Thursday, July 2, 2015

Dept. of Justice Will Not Block AT&T Purchase of DirecTV or Impose Conditiions

AT&T’s $48.5 billion acquisition of DirecTV has not raised antitrust issues, and is expected to receive Department of Justice clearance, Bloomberg reports.


The merger still needs approval from the Federal Communications Commission, which could demand concessions of its own, however.


AT&T already has publicly committed to expanded investments in rural high speed access as part of the deal. Beyond that, it would not be unusual for AT&T and FCC staffers to have informally discussed some voluntary concessions with FCC staff, were they deemed necessary by either party.


In substantial part, that clearance is structural. DirecTV is a satellite-TV provider and AT&T is telecommunications and mobile company. DirecTV is a leading video entertainment supplier.

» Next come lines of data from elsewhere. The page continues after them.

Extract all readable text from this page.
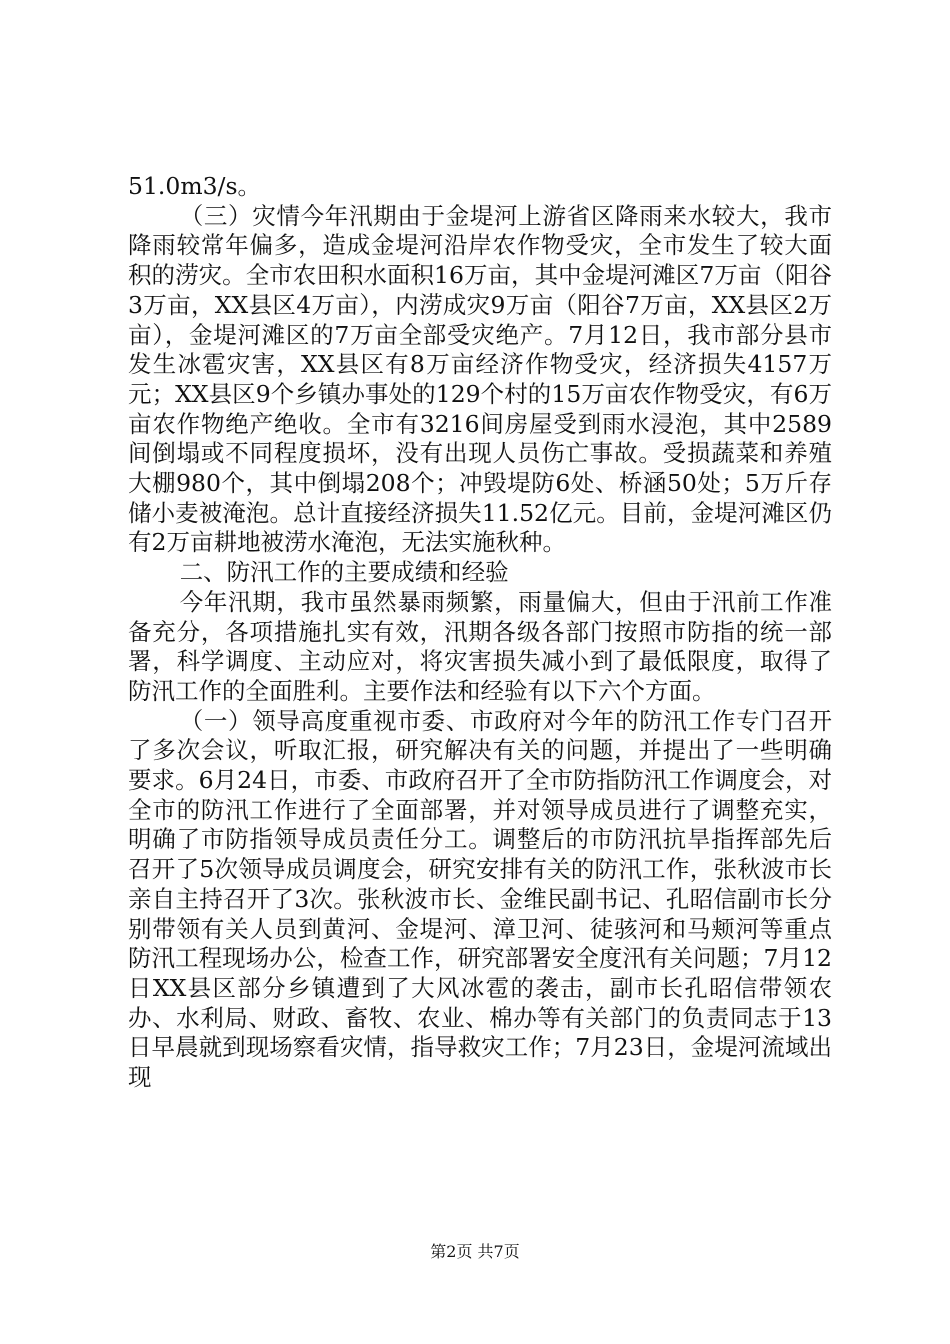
51.0m3/s。

（三）灾情今年汛期由于金堤河上游省区降雨来水较大，我市降雨较常年偏多，造成金堤河沿岸农作物受灾，全市发生了较大面积的涝灾。全市农田积水面积16万亩，其中金堤河滩区7万亩（阳谷3万亩，XX县区4万亩），内涝成灾9万亩（阳谷7万亩，XX县区2万亩），金堤河滩区的7万亩全部受灾绝产。7月12日，我市部分县市发生冰雹灾害，XX县区有8万亩经济作物受灾，经济损失4157万元；XX县区9个乡镇办事处的129个村的15万亩农作物受灾，有6万亩农作物绝产绝收。全市有3216间房屋受到雨水浸泡，其中2589间倒塌或不同程度损坏，没有出现人员伤亡事故。受损蔬菜和养殖大棚980个，其中倒塌208个；冲毁堤防6处、桥涵50处；5万斤存储小麦被淹泡。总计直接经济损失11.52亿元。目前，金堤河滩区仍有2万亩耕地被涝水淹泡，无法实施秋种。

二、防汛工作的主要成绩和经验

今年汛期，我市虽然暴雨频繁，雨量偏大，但由于汛前工作准备充分，各项措施扎实有效，汛期各级各部门按照市防指的统一部署，科学调度、主动应对，将灾害损失减小到了最低限度，取得了防汛工作的全面胜利。主要作法和经验有以下六个方面。

（一）领导高度重视市委、市政府对今年的防汛工作专门召开了多次会议，听取汇报，研究解决有关的问题，并提出了一些明确要求。6月24日，市委、市政府召开了全市防指防汛工作调度会，对全市的防汛工作进行了全面部署，并对领导成员进行了调整充实，明确了市防指领导成员责任分工。调整后的市防汛抗旱指挥部先后召开了5次领导成员调度会，研究安排有关的防汛工作，张秋波市长亲自主持召开了3次。张秋波市长、金维民副书记、孔昭信副市长分别带领有关人员到黄河、金堤河、漳卫河、徒骇河和马颊河等重点防汛工程现场办公，检查工作，研究部署安全度汛有关问题；7月12日XX县区部分乡镇遭到了大风冰雹的袭击，副市长孔昭信带领农办、水利局、财政、畜牧、农业、棉办等有关部门的负责同志于13日早晨就到现场察看灾情，指导救灾工作；7月23日，金堤河流域出现

第2页 共7页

But DirecTV has about 21 percent market share. AT&T has about six percent share. So the combined company should have about 27 percent share. That degree of concentration is not typically an issue. Once a firm reaches 30 percent, thinking tends to change.

In the past, no firm has been allowed to garner more than 30 percent share in the linear video, telephone or mobile business. 

DirecTV has virtually no high speed access customers, though it co-markets satellite high speed access provided by third parties.

Nor does DirecTV compete in the voice or mobile services businesses.